Money is being pumped into the Port of Seattle's operations infrastructure.

InformationWeek Staff, Contributor

August 20, 2001

1 Min Read

The Port of Seattle, which runs the Seattle-Tacoma International Airport, has launched a $10.7 million effort to update its IT infrastructure. The move comes a month after the U.S. Department of Transportation rated Seattle-Tacoma the nation's worst in terms of the percentage of flight delays.

While the planned E-business programs won't directly address flight delays, they do indicate that the port plans to use IT to better its performance. Among the pilot online programs are: construction document management to support the airport's $3 billion capital-improvement program; employee expense reporting; airport parking payment; and a moorage reservation system for shippers.

"I don't want the transformation to take a long time, but it's going to be difficult," says Mic Dinsmore, Port CEO. "It'll be a year or two until we transform the port out of the IT ice age."
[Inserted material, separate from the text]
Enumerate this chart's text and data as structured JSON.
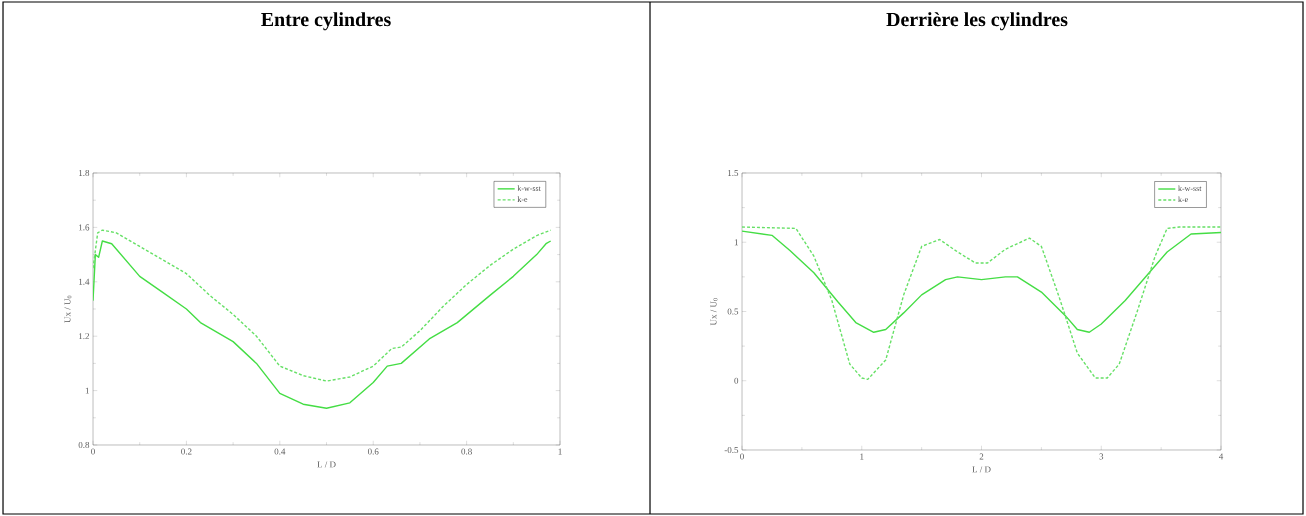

The port signed IBM Global Services to a $2 million contract as part of the overall effort. IBM will deploy eight consultants to help develop the programs and manage the whole project. IBM Global Services will play an important role in ensuring the pilot projects launch by January of 2002.

Port officials chose IBM from, among others, EDS, Microsoft, Oracle, and Sun. Dinsmore says he likes IBM's size, its partnership relationships with several competitors who also bid on the project, and its experience with its own transformation over the past decade. Says Dinsmore, "IBM's been through a challenging restructuring of its own to become a viable IT company, not just for the products it sells but for third-party products it services."